While they shake their hips, information on traffic violations and their corresponding penalties are being flashed on the screen.
Transportation Assistant Secretary Goddes Libiran clarified that it was not an official campaign video, and was neither posted on official social media platforms of the LTO nor the Department of Transportation.
“The act was not initiated by the agency but was made voluntarily by a group of well-meaning women who wanted to help promote the campaigns of their agency,” said Libiran.
The PCW called on government agencies to ensure gender sensitivity in materials they disseminate to the public.
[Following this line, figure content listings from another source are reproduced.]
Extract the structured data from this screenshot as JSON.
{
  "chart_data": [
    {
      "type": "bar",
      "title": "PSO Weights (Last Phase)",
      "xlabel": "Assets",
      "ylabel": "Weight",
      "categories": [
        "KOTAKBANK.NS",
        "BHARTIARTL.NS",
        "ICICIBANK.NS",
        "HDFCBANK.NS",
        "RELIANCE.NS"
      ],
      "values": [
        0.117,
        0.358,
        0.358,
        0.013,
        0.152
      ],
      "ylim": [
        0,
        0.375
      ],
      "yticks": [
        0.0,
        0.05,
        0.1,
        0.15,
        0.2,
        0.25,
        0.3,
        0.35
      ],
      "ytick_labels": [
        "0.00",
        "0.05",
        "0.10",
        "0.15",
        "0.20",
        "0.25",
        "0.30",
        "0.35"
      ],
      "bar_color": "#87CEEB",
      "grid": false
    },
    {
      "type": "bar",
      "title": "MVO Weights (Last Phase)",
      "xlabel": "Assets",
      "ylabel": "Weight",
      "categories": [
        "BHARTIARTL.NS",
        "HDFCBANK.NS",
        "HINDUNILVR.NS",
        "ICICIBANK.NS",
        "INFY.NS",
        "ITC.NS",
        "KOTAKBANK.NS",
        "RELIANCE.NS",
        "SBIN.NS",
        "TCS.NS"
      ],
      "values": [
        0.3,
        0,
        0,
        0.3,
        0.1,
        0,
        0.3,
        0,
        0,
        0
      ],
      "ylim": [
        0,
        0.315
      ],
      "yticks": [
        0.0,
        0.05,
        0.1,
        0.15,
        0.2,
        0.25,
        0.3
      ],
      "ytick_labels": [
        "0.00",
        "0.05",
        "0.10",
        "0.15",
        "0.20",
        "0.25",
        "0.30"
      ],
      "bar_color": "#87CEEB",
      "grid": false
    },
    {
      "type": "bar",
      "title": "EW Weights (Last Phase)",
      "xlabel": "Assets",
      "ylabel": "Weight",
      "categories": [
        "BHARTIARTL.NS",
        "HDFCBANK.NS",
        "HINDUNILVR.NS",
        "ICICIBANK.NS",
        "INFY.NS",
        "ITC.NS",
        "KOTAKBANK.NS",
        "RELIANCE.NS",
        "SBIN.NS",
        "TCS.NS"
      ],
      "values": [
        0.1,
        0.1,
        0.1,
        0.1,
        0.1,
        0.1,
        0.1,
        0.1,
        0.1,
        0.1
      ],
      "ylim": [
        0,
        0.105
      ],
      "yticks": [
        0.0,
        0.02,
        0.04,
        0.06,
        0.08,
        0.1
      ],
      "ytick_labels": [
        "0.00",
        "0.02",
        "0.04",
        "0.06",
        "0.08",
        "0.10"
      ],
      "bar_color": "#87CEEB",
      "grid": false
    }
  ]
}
It must portray women in nondiscriminatory and nonderogatory ways, it added.
Dignity of women
Under the Magna Carta of Women, it noted that the state must endeavor to “raise the consciousness of the general public in recognizing the dignity of women and the role and contribution of women in the family, community and the society through the strategic use of mass media.”
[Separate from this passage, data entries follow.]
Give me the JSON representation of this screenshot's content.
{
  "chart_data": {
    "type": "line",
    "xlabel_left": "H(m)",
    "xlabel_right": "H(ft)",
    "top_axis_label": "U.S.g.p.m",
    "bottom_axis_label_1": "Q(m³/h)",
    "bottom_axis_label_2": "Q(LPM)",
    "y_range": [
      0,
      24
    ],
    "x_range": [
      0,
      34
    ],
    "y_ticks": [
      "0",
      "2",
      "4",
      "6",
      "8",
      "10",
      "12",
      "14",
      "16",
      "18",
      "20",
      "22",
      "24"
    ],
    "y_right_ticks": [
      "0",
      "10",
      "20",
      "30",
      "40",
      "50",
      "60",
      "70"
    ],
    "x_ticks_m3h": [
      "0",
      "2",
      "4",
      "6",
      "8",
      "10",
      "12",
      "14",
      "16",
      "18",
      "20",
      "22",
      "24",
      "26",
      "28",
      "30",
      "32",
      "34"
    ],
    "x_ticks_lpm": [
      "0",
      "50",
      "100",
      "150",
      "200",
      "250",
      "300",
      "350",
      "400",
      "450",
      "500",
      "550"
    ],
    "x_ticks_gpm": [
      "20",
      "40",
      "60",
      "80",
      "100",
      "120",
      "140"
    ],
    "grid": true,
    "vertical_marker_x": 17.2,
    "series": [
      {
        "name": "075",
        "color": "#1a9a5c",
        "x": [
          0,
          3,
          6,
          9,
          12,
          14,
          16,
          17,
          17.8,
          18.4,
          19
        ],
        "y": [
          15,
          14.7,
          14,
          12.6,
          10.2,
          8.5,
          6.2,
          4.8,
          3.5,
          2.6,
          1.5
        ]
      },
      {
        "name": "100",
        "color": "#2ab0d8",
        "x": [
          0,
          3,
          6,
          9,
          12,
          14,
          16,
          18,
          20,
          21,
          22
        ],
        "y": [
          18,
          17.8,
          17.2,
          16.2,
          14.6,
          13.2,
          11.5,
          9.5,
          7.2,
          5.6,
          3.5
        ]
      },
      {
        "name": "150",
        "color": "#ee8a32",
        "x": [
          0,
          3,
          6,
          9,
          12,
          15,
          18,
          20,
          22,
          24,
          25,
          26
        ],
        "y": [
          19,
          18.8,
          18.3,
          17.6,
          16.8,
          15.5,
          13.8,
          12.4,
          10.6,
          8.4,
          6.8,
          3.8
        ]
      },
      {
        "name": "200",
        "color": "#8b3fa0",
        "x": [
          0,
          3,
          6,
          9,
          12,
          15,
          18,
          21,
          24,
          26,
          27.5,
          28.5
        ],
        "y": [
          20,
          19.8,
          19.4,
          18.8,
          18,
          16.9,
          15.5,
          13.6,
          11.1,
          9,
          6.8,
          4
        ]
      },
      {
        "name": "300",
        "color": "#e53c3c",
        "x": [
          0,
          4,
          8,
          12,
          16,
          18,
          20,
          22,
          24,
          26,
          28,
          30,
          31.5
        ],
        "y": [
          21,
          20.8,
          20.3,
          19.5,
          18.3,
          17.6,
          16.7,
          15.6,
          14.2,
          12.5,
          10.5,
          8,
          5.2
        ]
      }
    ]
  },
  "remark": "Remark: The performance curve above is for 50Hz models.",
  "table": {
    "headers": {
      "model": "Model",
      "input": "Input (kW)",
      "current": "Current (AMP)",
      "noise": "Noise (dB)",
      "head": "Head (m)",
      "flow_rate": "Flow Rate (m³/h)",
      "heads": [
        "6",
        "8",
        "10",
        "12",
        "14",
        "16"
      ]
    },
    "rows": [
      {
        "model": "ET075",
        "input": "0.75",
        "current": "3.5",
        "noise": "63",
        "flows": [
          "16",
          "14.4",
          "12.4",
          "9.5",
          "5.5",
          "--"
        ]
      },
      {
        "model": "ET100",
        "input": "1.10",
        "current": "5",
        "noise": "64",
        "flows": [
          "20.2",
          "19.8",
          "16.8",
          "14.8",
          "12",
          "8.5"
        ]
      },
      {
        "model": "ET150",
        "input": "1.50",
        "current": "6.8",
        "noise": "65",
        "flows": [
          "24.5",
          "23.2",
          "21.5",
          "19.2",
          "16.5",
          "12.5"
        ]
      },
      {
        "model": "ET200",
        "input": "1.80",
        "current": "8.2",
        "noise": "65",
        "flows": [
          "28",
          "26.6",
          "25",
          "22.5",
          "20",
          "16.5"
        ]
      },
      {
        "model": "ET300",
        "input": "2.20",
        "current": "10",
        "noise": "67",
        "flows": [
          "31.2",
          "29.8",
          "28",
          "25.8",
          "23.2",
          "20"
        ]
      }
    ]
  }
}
“Following this, all must be cautious as to the gender sensitivity of all media content, especially when it is targeted for the general public. This is critical during this digital era when many government agencies harness the power of social media and hook into trends to spread information on their campaigns,” the commission said.
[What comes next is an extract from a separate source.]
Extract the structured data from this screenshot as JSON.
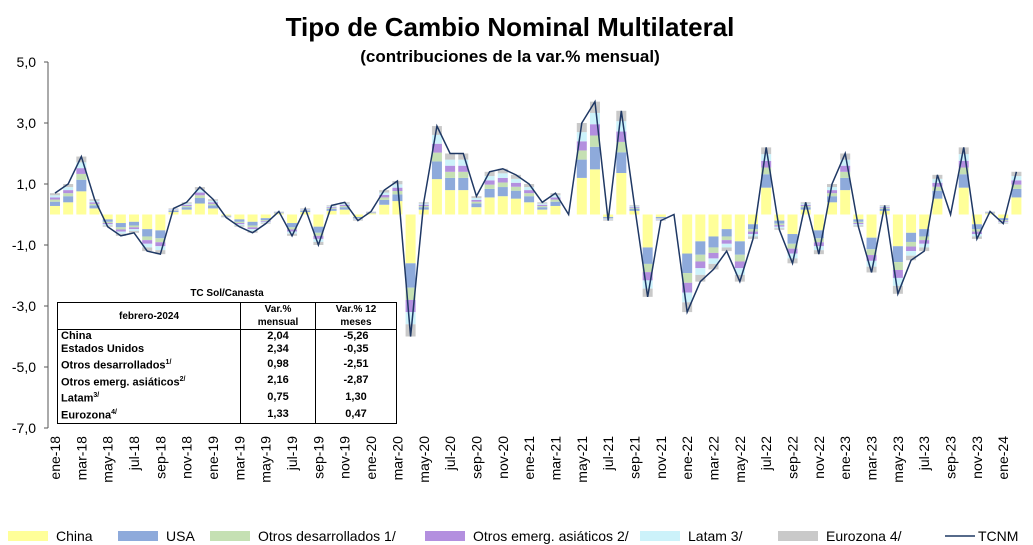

Libiran shared the TikTok video, attributed to the LTO’s Central Luzon office, on her official Facebook page and thanked the agency for the “catchy, entertaining and informative video.” The video did not bear the name of the uploader.
Social media challenge
“Instead of just making it for fun, these ladies thought of adjusting the actual song in a way that can inform, using the same language of their stakeholders, primarily the drivers, commuters and millennials who are aware of the challenge. The message is—It Really Hurts Na Magmulta, Kaya Magtino Ka Sa Kalsada,” said the transport official.
She said it was part of the #itreallyhurtschallenge on social media that is widely participated by individuals and groups, including teachers, students, celebrities, news personalities and other government agencies to promote their campaigns.
The PCW said government agencies must check the content, portrayal of women, balance in representation, gender stereotyping, gender-neutral language, and social media etiquette before sharing materials for public consumption.
“We encourage government agencies to take advantage of the influence of social media responsibly through dignified portrayal of persons in their publicity materials. Gone are the days when women were being used to attract the attention of an audience, by making them dance or wear skimpy clothes or portraying them as sexual objects in events and materials where these are not even necessary,” it said.
In the move toward gender equality and women empowerment, women should be portrayed as leaders, innovators, experts, and key contributors to nation-building, it added.